Day two of sightseeing started early. First stop was Rundetaarn [The Round Tower], one of the more popular sites. Always a sucker for a view, I climbed the winding walk happy that I wasn’t navigating narrow stairs. Of course, to get to the observation level you had to use the stairs. There was a class of 5th year students, running around and three very harried looking adults trying to reign them in. I never saw one of them actually look at the view but they did enjoy hiding and jumping out at each other on the way down. Next was the Rosenborg Slot, which was about a hop, skip and a jump away. It wasn’t quite open yet. If the weather was nicer I might have enjoyed the park, but as it was, I had to keep moving at a good clip to avoid hyperthermia. Once the clock struck 10AM I was happy to duck inside. I had an advantage being the first tourist of the day; no lines and plenty of leisure time to enjoy the Danish crown jewels [not quite as impressive as the British ones but then again, I didn’t have an armed guard telling me to “move along, do not dawdle”]. There were several floors for viewing and I resisted the urge to test out the wooden floor of this castle. One thing I did learn whilst touring in Denmark was to ensure I could take pictures. Several places charged extra for taking pictures; interesting concept that wasn’t covered by the Copenhagen Card. Unfortunately I started feeling a bit puny [sore throat, congestion, etc.] that zapped my energy. I spent the reminder of my time in Copenhagen making my way slowly back to the hotel to rest a bit before hitting Tivoli in the evening.
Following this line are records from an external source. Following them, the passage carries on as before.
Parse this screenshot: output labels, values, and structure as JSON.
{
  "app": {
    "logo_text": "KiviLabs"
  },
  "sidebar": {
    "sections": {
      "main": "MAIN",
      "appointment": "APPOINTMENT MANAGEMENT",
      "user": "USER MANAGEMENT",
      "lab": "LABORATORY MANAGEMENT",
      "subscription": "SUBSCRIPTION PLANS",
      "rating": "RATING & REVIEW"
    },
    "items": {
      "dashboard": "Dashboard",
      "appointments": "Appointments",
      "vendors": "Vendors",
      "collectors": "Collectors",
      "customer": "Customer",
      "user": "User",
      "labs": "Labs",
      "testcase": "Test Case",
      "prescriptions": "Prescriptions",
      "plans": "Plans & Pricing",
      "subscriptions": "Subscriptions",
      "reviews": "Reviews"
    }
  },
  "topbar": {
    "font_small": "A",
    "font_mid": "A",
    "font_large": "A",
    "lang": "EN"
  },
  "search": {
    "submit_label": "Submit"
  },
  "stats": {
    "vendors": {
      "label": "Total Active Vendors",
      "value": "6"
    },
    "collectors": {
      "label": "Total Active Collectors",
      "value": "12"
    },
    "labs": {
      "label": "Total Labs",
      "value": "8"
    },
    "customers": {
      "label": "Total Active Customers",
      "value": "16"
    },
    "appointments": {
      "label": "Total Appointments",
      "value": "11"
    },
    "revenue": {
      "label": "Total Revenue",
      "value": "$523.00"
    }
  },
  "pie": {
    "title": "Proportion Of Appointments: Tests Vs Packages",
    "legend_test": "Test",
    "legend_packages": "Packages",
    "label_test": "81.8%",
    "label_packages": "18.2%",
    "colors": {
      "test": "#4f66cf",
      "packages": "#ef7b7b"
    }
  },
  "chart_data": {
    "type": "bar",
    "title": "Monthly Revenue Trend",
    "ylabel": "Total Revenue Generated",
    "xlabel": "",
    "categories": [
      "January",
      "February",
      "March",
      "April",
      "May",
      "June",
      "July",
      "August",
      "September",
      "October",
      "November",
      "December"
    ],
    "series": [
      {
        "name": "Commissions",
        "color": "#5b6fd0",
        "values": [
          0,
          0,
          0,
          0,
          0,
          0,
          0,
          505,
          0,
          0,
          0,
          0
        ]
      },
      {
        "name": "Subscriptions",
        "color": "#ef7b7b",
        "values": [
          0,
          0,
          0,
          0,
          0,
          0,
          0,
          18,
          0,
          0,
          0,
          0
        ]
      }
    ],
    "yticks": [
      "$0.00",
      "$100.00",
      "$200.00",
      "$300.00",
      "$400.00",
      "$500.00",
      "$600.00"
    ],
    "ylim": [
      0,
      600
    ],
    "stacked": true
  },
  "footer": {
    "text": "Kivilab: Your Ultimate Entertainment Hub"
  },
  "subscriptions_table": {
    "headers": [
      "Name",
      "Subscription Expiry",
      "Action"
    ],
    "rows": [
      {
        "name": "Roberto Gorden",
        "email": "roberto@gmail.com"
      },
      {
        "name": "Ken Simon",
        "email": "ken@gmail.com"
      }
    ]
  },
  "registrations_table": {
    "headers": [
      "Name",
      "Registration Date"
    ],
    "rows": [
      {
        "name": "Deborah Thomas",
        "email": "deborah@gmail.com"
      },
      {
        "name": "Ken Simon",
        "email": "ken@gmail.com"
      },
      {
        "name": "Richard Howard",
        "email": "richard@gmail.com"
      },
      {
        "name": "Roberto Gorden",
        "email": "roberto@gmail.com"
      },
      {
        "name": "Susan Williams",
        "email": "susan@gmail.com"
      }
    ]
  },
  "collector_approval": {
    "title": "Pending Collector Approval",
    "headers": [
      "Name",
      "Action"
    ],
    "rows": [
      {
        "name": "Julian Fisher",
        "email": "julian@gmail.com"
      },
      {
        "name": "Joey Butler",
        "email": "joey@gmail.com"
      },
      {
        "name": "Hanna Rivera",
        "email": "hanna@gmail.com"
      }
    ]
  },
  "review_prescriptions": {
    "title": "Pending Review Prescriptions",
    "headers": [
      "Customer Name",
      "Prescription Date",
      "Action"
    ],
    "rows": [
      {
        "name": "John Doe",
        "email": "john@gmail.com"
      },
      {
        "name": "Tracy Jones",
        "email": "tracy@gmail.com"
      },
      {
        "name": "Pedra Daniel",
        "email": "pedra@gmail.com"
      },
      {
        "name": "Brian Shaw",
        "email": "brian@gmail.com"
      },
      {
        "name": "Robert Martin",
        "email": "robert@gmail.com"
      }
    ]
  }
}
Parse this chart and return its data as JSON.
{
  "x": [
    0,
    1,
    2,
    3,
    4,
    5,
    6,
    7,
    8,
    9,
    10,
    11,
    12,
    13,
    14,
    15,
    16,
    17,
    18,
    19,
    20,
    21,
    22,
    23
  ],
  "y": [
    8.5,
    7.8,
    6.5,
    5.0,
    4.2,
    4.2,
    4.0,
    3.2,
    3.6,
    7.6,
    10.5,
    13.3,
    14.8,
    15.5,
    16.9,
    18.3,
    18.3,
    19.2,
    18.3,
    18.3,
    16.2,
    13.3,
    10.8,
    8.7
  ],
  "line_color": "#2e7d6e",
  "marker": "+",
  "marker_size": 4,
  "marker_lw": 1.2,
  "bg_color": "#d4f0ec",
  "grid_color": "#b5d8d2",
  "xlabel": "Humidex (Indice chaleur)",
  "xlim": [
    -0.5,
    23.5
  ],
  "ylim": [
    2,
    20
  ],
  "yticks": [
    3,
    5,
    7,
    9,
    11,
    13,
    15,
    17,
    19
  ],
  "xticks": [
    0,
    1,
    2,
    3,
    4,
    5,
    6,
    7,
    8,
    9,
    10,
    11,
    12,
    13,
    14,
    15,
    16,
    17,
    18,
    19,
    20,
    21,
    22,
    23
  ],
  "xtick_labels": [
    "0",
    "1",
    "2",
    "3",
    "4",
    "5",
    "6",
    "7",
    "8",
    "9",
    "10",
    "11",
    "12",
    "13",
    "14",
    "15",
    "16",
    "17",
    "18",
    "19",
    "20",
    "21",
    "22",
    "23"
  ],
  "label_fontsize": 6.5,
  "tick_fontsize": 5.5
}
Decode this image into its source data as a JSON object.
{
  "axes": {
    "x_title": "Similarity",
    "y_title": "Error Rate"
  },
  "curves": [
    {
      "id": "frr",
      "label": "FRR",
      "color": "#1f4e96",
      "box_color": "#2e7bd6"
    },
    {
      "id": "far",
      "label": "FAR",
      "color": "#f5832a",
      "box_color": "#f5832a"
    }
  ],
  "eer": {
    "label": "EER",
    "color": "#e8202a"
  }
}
After resting, I headed out one more time around 4PM to enjoy Tivoli at night. The park was adorned with lights and other Christmas decorations. Despite feeling run down, it was a beautiful sight. The rides were open and there were many wooden sheds selling gifts, decorations, hot cider, waffles and other treats. There were many families with prams and groups of teenagers throughout the park. I did notice that all were well behaved. I ordered a latte and sat watched Father Christmas, dressed in blue velvet, sitting on a sleigh at the outdoor theatre. There were more adults waiting in line than children. It was fascinating to watch adult after adult go sit next to him for a chat, a photo and a treat. I only wish I could have heard [and understood] the conversations.

Then it was time to do the dreaded packing. I was careful not to purchase a lot but had to hand carry 1,300 paper assessments back in my luggage (to the tune of 450 Krone in excess baggage charges) so there wasn’t a lot room to spare.

I was ready to head home as I had a lot of travel left before the holidays but enjoyed my week in Denmark. Hopefully my next visit will be in the spring or summer with extended daylight hours and warmer temperatures. As the plane departed Copenhagen, I had my last view of Øresundsbron Bridge that links Denmark to Sweden. The road literally comes out of the middle of the water before the bridge. It is quite an impressive sight from the air. So if you ever fly into Copenhagen, you know you need to have a window seat and hope you are on the right side as you approach the runway.